Search code examples
pythonamazon-web-servicesaws-step-functions

AWS Step Functions: returning a substring of a placeholder in Python


I have a SageMaker TrainingStep followed by a ProcessingStep. I need to pass the output path of the TrainingStep to the ProcessingStep.

The TrainingStep is writing the output to an S3 folder into a file named s3://mybucket/output.tar.gz. But, as output, in the path $['ModelArtifacts']['S3ModelArtifacts'], it is returning a wrong file name: s3://mybucket/model.tar.gz

To be able to work around this bug, I have to remove the last 12 characters of the path. So the Amazon States Language expression I need to run is:

$['ModelArtifacts']['S3ModelArtifacts'][0,-12]

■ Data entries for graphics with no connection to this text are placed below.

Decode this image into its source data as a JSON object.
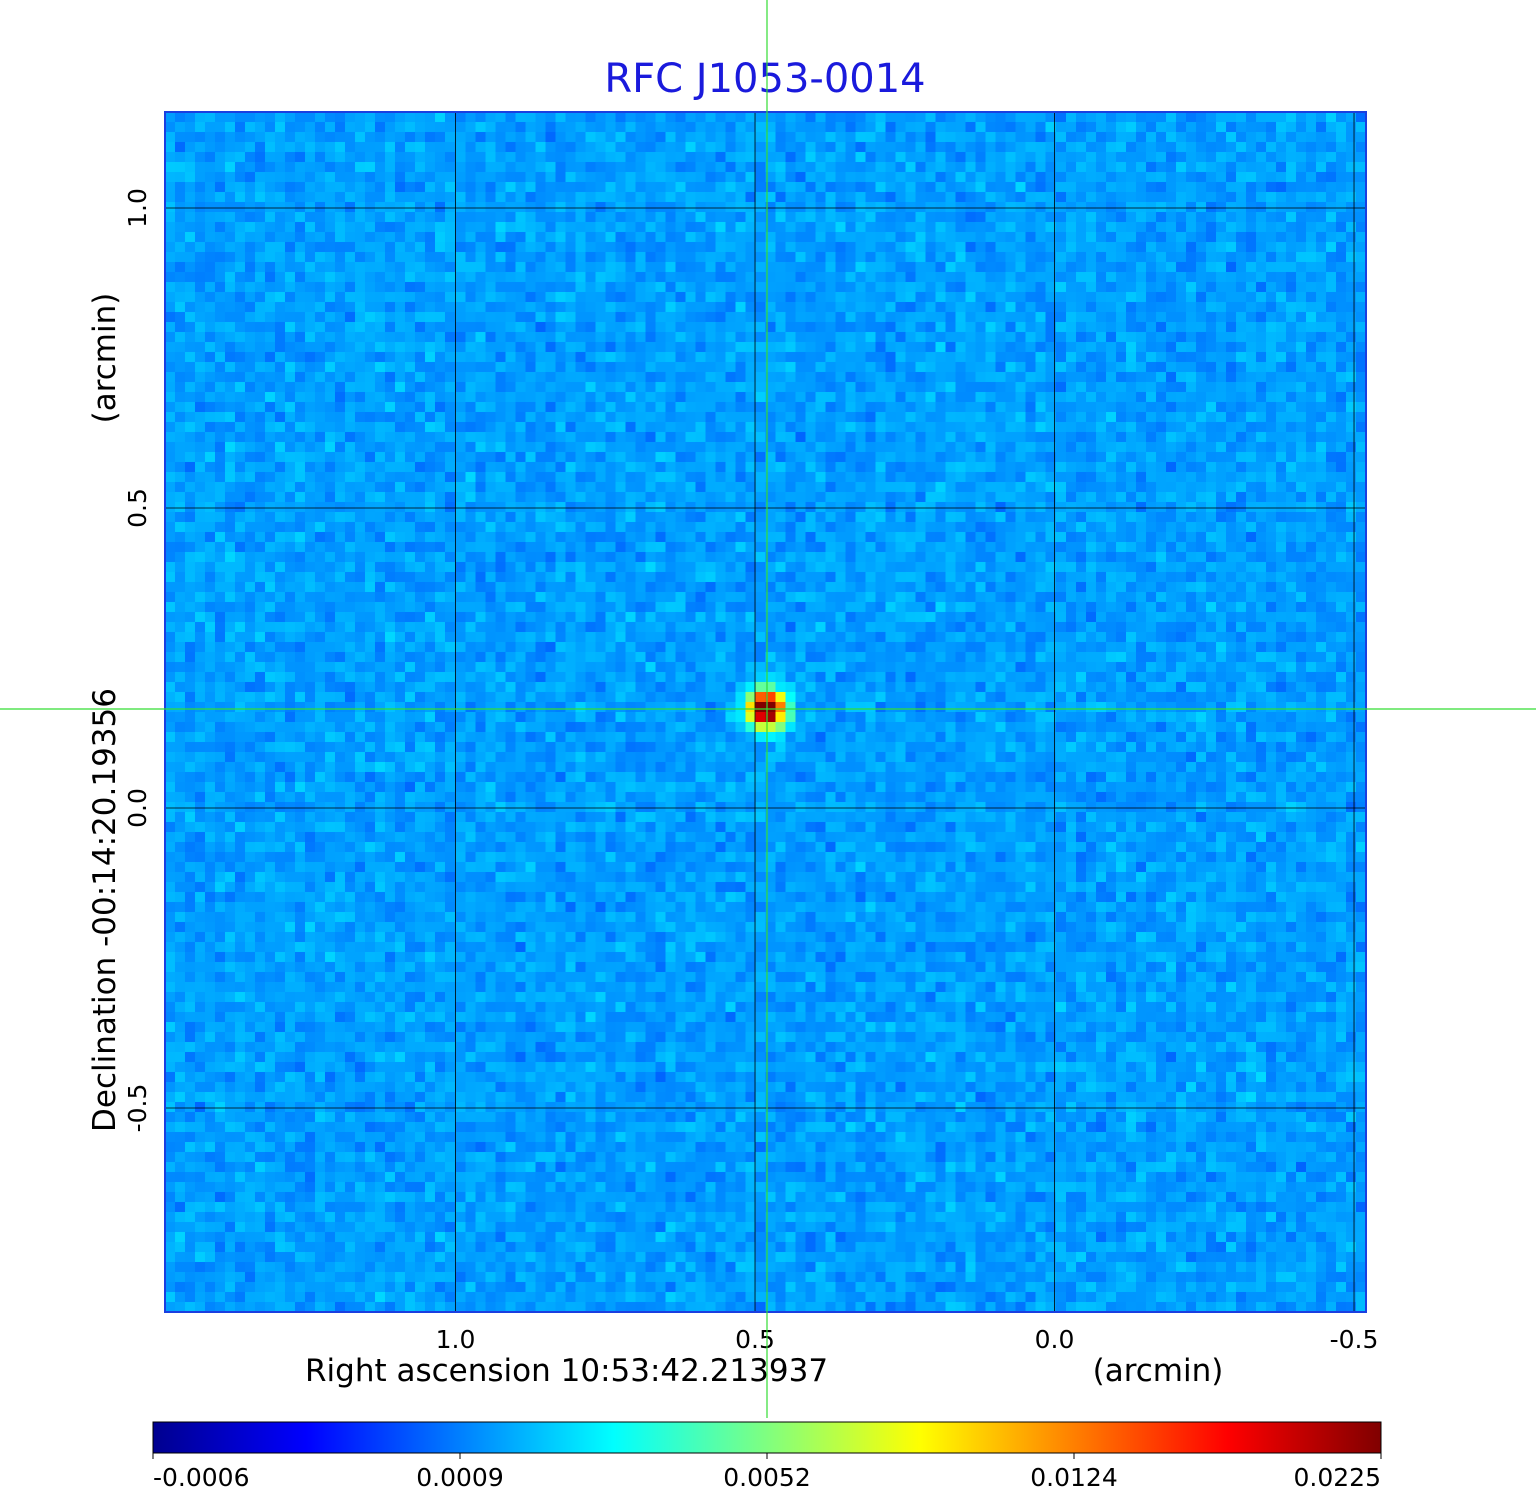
{
  "chart_data": {
    "type": "heatmap",
    "title": "RFC J1053-0014",
    "xlabel": "Right ascension  10:53:42.213937",
    "xlabel_unit": "(arcmin)",
    "ylabel": "Declination  -00:14:20.19356",
    "ylabel_unit": "(arcmin)",
    "x_ticks": [
      {
        "label": "1.0",
        "value": 1.0
      },
      {
        "label": "0.5",
        "value": 0.5
      },
      {
        "label": "0.0",
        "value": 0.0
      },
      {
        "label": "-0.5",
        "value": -0.5
      }
    ],
    "y_ticks": [
      {
        "label": "1.0",
        "value": 1.0
      },
      {
        "label": "0.5",
        "value": 0.5
      },
      {
        "label": "0.0",
        "value": 0.0
      },
      {
        "label": "-0.5",
        "value": -0.5
      }
    ],
    "xlim": [
      1.485,
      -0.52
    ],
    "ylim": [
      -0.84,
      1.16
    ],
    "grid": true,
    "crosshair": {
      "x": 0.48,
      "y": 0.165,
      "color": "#33dd33"
    },
    "source": {
      "x": 0.48,
      "y": 0.165,
      "peak": 0.0225
    },
    "background_level": 0.0004,
    "colormap": "jet",
    "colorbar": {
      "ticks": [
        "-0.0006",
        "0.0009",
        "0.0052",
        "0.0124",
        "0.0225"
      ]
    }
  }
}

I am using Python to configure my state machine, so I have the following code:

ProcessingInput(
  source=
    train_step.output()["$['ModelArtifacts']['S3ModelArtifacts'][0,-12]"], 
  destination='/opt/ml/processing/inference_output/',
  input_name='inference_output'
),

Which generates the following Amazon States Language string:

        "S3Input": {
          "S3Uri.$": "$['$['ModelArtifacts']['S3ModelArtifacts'][0,-12]']",
          "LocalPath": "/opt/ml/processing/inference_output/",
          "S3DataType": "S3Prefix",
          "S3InputMode": "File",
          "S3DataDistributionType": "FullyReplicated",
          "S3CompressionType": "None"
        }

Which is not the desired result, because the desired result is to produce the following:

"S3Uri.$": "$['ModelArtifacts']['S3ModelArtifacts'][0,-12]"

How can I modify my Python code to produce the desired result?


Solution

  • The work around is to specify the correct S3 path as an Execution input parameter.